Osborne dan Plastrik (1997)1 mengemukakan bahwa realitas sosial, politik dan ekonomi yang dihadapi oleh Negara–negara yang sedang berkembang seringkali berbeda dengan realitas sosial yang ditemukan pada masyarakat di negara maju. Realitas empirik tersebut berlaku pula bagi birokrasi pemerintah, dimana kondisi birokrasi di Negara–negara berkembang saat ini sama dengan kondisi birokrasi yang dihadapi oleh para reformis di Negara–negara maju pada sepuluh dekade yang lalu. Persoalan birokrasi di Negara berkembang, seperti merajalelanya korupsi, pengaruh kepentingan politik partisan, sistem Patron-client yang menjadi norma birokrasi sehingga pola perekrutan lebih banyak berdasarkan hubungan personal daripada faktor kapabilitas, serta birokrasi pemerintah yang digunakan oleh masyarakat sebagai tempat favorit untuk mencari lapangan pekerjaan merupakan sebagian fenomena birokrasi yang terdapat di banyak Negara berkembang, termasuk di Indonesia.

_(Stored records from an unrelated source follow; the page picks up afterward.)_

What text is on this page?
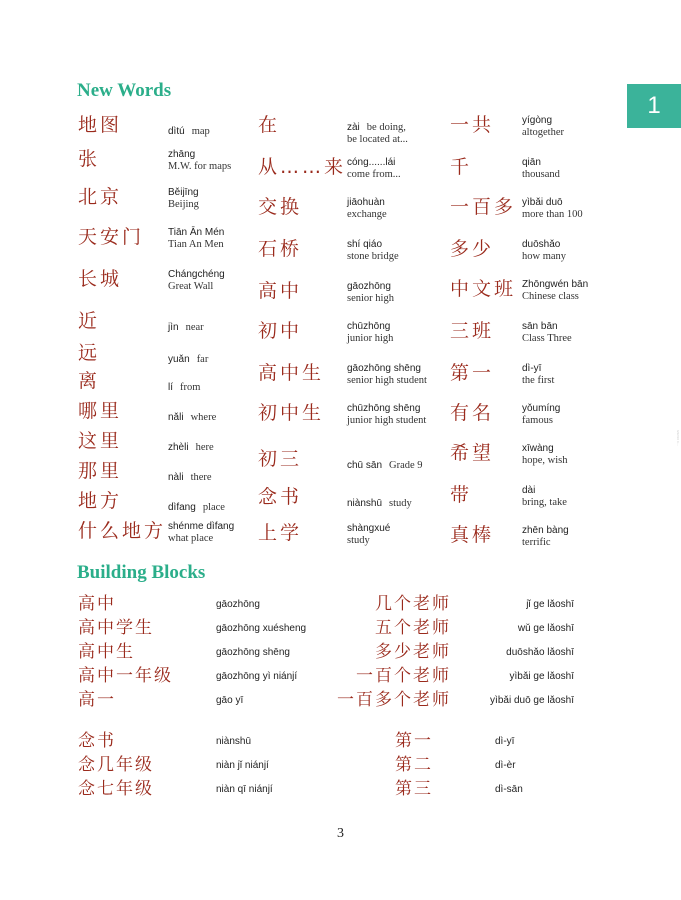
1
New Words
Building Blocks
地图	dìtú map
张	zhāng
M.W. for maps
北京	Běijīng
Beijing
天安门 Tiān Ān Mén
Tian An Men
长城	Chángchéng
Great Wall
近	jìn near
远	yuǎn far
离	lí from
哪里	nǎli where
这里	zhèli here
那里	nàli there
地方	dìfang place
什么地方 shénme dìfang
what place
在	zài be doing,
be located at...
从……来 cóng......lái
come from...
交换	jiāohuàn
exchange
石桥	shí qiáo
stone bridge
高中	gāozhōng
senior high
初中	chūzhōng
junior high
高中生 gāozhōng shēng
senior high student
初中生 chūzhōng shēng
junior high student
初三	chū sān Grade 9
念书	niànshū study
上学	shàngxué
study
一共	yígòng
altogether
千	qiān
thousand
一百多 yìbǎi duō
more than 100
多少	duōshǎo
how many
中文班 Zhōngwén bān
Chinese class
三班	sān bān
Class Three
第一	dì-yī
the first
有名	yǒumíng
famous
希望	xīwàng
hope, wish
带	dài
bring, take
真棒	zhēn bàng
terrific
高中	gāozhōng
高中学生	gāozhōng xuésheng
高中生	gāozhōng shēng
高中一年级	gāozhōng yì niánjí
高一	gāo yī
几个老师	jǐ ge lǎoshī
五个老师	wǔ ge lǎoshī
多少老师	duōshǎo lǎoshī
一百个老师	yìbǎi ge lǎoshī
一百多个老师	yìbǎi duō ge lǎoshī
念书	niànshū
念几年级	niàn jǐ niánjí
念七年级	niàn qī niánjí
第一	dì-yī
第二	dì-èr
第三	dì-sān
3
6/22/10 4:...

Kecenderungan birokrasi untuk bermain politik pada masa reformasi, tampaknya belum sepenuhnya dapat dihilangkan dari kultur birokrasi di Indonesia. Perkembangan birokrasi kontemporer memperlihatkan bahwa arogansi birokrasi sering kali masih terjadi. Kasus Brunei Gate dan Bulog Gate setidak–tidaknya memperlihatkan bahwa pucuk pimpinan birokrasi masih tetap mempraktikkan berbagai tindakan yang tidak transparan dalam proses pengambilan keputusan. Birokrasi yang seharusnya bersifat apolitis, dalam kenyataannya masih saja dijadikan alat politik yang efektif bagi kepentingan– kepentingan golongan atau partai politik tertentu. Terdapat pula kecenderungan dari aparat yang kebetulan memperoleh kedudukan atau jabatan strategis dalam birokrasi, terdorong untuk bermain dalam kekuasaan dengan melakukan tindak KKN.
Mentalitas dan budaya kekuasaan ternyata masih melingkupi sebagian besar aparat birokrasi pada masa reformasi. Kultur kekuasaan yang telah terbentuk semenjak masa birokrasi kerajaan dan kolonial ternyata masih sulit untuk dilepaskan dari perilaku aparat atau pejabat birokrasi. Masih kuatnya kultur birokrasi yang menempatkan pejabat birokrasi sebagai penguasa dan masyarakat sebagai pengguna jasa sebagai pihak yang dikuasai, bukannya sebagai pengguna jasa yang seharusnya dilayani dengan baik, telah menyebabkan perilaku pejabat birokrasi menjadi bersikap acuh dan arogan terhadap masyarakat.
Politisasi birokrasi pada masa era oreformasi sudah menandai 100 hari kerja kabinet Gus Dur. Kasus di Departemen Kehutanan menjadi salah satu buktinya. Dalam kasus itu, Menteri Kehutanan yang juga ketua Partai Keailan mengangkat sekjen yagn jelas-jelas dipertanyakan visinya tentang tugas-tugas kementrian ini. Sekjen yang direkrut itu dinilai juga tidak memenuhi ketentuan administrasi kepegawaian, antara lain melewati batas usia yang ditentukan.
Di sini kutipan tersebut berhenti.